Caixas que armazenam pescados abrigam bactérias tóxicas

RAQUEL DO CARMO SANTOS

As caixas plásticas usadas no armazenamento de pescados se mostraram importantes veículos de microorganismos patogênicos ao homem, segundo avaliação feita pela doutoranda da Faculdade de Engenharia de Alimentos, Késia Diego Quintaes.
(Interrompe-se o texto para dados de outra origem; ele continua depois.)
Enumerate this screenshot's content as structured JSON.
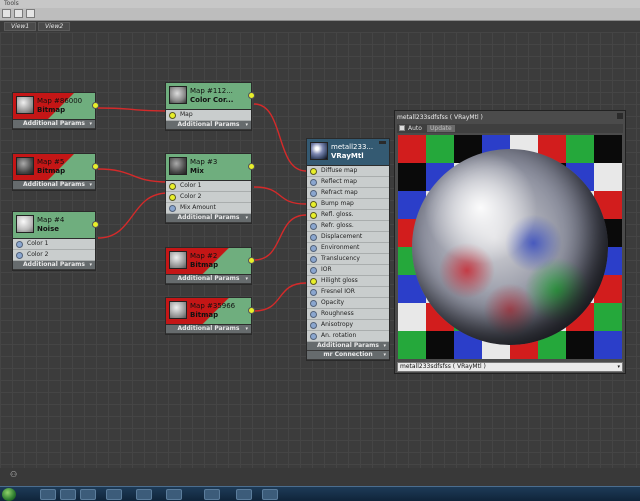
{
  "window": {
    "title": "Tools"
  },
  "tabs": [
    {
      "label": "View1"
    },
    {
      "label": "View2"
    }
  ],
  "nodes": {
    "bitmap1": {
      "title": "Map #86000",
      "subtitle": "Bitmap",
      "additional": "Additional Params"
    },
    "bitmap2": {
      "title": "Map #5",
      "subtitle": "Bitmap",
      "additional": "Additional Params"
    },
    "noise": {
      "title": "Map #4",
      "subtitle": "Noise",
      "ports": [
        "Color 1",
        "Color 2"
      ],
      "additional": "Additional Params"
    },
    "colorcorrect": {
      "title": "Map #112...",
      "subtitle": "Color Cor...",
      "ports": [
        "Map"
      ],
      "additional": "Additional Params"
    },
    "mix": {
      "title": "Map #3",
      "subtitle": "Mix",
      "ports": [
        "Color 1",
        "Color 2",
        "Mix Amount"
      ],
      "additional": "Additional Params"
    },
    "bitmap3": {
      "title": "Map #2",
      "subtitle": "Bitmap",
      "additional": "Additional Params"
    },
    "bitmap4": {
      "title": "Map #35966",
      "subtitle": "Bitmap",
      "additional": "Additional Params"
    },
    "material": {
      "title": "metall233...",
      "subtitle": "VRayMtl",
      "ports": [
        "Diffuse map",
        "Reflect map",
        "Refract map",
        "Bump map",
        "Refl. gloss.",
        "Refr. gloss.",
        "Displacement",
        "Environment",
        "Translucency",
        "IOR",
        "Hilight gloss",
        "Fresnel IOR",
        "Opacity",
        "Roughness",
        "Anisotropy",
        "An. rotation"
      ],
      "connected": [
        true,
        false,
        false,
        true,
        true,
        false,
        false,
        false,
        false,
        false,
        true,
        false,
        false,
        false,
        false,
        false
      ],
      "additional": "Additional Params",
      "connection": "mr Connection"
    }
  },
  "preview": {
    "title": "metall233sdfsfss  ( VRayMtl )",
    "auto_label": "Auto",
    "update_label": "Update",
    "footer": "metall233sdfsfss  ( VRayMtl )"
  },
  "colors": {
    "node_green": "#6fae7e",
    "bitmap_red": "#c41616",
    "vray_blue": "#345a72",
    "port_yellow": "#e8ef2a",
    "wire_red": "#d42a2a"
  }
}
A pesquisadora retirou a amostragem para seu trabalho em quatro feiras livres, além de bancas do Mercado Municipal, em São Paulo, durante o mês de maio de 2002. A avaliação microbiológica foi feita em 16 caixas plásticas, sendo que todas continham ao menos um patógeno, chegando a ter até três simultaneamente. Seu objetivo foi justamente analisar microbiológica e microscopicamente as superfícies das caixas e verificar se poderiam servir de veículo de microorganismos patogênicos ao homem.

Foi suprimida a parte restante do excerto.